Last post Oct 12, 2018 07:34 AM by Brando ZWZ
Oct 11, 2018 03:47 PM|dbrosnan|LINK
There are many posts on this on google, but none that answer the problem that I have.
I have 20 web apps hosted in azure. 10 of them are on one IP address and 10 are on another IP address. Both servers/ip address are a mixture of web jobs and websites.
2 of the apps, are systems that do do credit card processing so therefore i have to run PCI Scans on the IP address or I could put in a domain name, i am not sure if it yields different results.
Once I do the scan on the IP address I get the following result "The remote web server discloses information via HTTP headers.". All the posts on the internet suggest to update the web.config with a few different values.
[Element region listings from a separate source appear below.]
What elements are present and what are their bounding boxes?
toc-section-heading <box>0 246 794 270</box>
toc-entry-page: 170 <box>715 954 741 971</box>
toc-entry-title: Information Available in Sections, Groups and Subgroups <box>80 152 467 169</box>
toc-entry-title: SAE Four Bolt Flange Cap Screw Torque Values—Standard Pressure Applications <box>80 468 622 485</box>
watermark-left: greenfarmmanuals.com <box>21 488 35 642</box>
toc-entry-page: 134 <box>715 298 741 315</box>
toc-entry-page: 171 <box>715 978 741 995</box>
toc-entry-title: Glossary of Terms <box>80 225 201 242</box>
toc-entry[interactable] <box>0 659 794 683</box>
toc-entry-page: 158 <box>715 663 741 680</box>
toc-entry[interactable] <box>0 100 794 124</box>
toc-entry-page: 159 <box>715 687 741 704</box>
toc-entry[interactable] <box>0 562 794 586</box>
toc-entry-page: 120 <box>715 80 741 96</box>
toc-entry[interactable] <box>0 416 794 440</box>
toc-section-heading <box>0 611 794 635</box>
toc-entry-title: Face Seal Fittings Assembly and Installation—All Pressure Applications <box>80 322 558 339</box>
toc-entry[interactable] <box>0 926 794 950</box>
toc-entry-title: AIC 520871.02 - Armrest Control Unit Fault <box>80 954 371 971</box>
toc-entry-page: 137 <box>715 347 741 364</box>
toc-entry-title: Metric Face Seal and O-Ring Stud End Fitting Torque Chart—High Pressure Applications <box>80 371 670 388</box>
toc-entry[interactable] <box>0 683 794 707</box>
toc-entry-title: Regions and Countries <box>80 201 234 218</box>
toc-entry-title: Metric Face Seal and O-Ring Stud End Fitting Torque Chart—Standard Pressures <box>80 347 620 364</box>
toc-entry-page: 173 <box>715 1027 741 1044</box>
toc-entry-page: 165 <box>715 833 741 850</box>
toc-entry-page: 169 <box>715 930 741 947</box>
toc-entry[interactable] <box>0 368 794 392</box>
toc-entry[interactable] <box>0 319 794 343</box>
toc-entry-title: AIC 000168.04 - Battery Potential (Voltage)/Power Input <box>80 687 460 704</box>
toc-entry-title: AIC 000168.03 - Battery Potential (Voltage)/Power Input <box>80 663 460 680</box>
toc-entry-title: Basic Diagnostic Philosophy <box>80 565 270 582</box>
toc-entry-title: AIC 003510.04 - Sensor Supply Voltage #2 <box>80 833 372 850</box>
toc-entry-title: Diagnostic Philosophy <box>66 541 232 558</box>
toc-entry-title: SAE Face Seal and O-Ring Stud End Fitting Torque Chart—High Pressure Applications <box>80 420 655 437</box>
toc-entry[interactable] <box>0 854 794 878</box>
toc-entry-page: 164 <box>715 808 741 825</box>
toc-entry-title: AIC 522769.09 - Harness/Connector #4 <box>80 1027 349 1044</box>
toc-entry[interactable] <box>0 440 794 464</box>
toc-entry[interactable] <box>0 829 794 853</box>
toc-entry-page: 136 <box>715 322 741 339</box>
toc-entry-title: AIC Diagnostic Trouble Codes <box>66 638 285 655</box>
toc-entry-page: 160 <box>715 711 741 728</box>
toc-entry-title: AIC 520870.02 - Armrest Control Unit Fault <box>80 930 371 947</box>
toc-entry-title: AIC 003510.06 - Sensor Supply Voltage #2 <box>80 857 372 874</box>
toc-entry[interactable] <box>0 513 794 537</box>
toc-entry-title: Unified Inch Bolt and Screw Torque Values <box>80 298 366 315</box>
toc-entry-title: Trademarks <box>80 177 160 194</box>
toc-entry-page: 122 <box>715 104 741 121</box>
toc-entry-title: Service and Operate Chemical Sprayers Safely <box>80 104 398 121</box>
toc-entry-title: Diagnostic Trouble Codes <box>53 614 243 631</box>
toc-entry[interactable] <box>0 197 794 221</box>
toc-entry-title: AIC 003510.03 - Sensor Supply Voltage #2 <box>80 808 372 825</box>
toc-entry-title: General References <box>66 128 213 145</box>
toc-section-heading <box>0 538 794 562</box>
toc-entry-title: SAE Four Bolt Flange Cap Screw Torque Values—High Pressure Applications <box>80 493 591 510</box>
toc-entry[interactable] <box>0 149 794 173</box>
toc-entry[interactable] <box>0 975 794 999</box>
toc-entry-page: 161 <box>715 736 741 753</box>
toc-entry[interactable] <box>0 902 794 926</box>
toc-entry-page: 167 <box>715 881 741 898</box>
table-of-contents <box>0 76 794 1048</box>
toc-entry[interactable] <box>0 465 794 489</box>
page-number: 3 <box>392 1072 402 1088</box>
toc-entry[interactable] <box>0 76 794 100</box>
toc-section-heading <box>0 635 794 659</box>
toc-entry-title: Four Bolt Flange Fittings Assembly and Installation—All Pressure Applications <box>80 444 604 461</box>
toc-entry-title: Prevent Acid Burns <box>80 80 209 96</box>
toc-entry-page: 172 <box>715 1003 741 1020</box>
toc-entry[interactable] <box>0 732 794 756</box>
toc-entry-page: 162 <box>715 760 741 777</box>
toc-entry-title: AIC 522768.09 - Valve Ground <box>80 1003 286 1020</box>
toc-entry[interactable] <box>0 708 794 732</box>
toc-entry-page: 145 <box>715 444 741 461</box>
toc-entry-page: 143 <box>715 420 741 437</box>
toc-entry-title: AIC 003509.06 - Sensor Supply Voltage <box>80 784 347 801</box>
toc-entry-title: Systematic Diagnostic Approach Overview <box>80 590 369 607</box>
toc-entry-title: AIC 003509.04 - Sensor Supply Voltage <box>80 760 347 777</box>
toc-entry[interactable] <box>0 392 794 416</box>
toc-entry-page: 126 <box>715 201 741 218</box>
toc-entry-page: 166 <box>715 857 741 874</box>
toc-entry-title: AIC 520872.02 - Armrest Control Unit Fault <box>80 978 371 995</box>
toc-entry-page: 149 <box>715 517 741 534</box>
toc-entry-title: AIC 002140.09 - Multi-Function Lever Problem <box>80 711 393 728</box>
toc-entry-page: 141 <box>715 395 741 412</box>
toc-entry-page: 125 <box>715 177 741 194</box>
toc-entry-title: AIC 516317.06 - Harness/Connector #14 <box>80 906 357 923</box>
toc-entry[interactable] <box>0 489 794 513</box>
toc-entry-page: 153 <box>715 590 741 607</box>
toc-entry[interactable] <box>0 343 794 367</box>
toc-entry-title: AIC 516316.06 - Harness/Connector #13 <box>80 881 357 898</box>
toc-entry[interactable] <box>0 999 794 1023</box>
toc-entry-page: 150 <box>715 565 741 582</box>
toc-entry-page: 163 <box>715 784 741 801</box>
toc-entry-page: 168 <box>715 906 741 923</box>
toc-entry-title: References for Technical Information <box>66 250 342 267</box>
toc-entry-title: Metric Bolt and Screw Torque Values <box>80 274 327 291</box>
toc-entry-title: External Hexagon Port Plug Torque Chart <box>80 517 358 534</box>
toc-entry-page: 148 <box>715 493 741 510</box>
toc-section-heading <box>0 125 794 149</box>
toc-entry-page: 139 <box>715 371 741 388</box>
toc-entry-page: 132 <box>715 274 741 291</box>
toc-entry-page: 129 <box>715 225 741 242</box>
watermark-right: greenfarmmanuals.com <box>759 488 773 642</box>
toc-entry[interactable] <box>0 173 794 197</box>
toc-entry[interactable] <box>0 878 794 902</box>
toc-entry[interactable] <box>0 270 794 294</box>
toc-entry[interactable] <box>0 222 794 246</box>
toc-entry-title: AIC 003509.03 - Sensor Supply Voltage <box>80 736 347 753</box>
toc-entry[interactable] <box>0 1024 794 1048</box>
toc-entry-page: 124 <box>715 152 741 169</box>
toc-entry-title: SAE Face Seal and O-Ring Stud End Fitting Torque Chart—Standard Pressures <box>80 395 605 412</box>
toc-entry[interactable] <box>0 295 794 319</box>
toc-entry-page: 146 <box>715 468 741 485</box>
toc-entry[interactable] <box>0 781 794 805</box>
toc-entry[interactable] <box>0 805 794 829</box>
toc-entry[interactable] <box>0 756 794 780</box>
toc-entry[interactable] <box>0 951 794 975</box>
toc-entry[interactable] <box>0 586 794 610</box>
This is fine and i havhe
done this, but the problem persists.
My questions are the following.
Here are the headers that i need to remove
Server type : Microsoft IIS
Server version : 10.0
Source : Microsoft-IIS/10.0
Any help would be greatly appreciated.
Oct 12, 2018 07:34 AM|Brando ZWZ|LINK
I assume i have to update all web apps with the necessary web.config entries. Is this correct?
As far as I know, if you want to remove the response heaeder, you should modify each web app's web config and modify the Global.asax codes.
Details about how to remove the response header you could refer to below article:
Can you help me understand how the scanner finds the lists of domain names using that IP address? Becaue without the domain names they would just have the IP address, and the web.config would then not matter as the website would not execute without the domain
name. Or do i understand incorrectly?
As far as I know, there are multiple tools which could help us find the information related with that IP. Like:https://ipinfo.info/html/ip_checker.php
Finally, and the most important. Can I block http headers at the level of the azure web app. So that i dont have go through and update all the web apps on the same server. Is there a setting in the azure portal that allows me to do this? This really would be
the solution that I am looking for.
As far as I know, there are no settings in the azure web app portal which could modify the response header.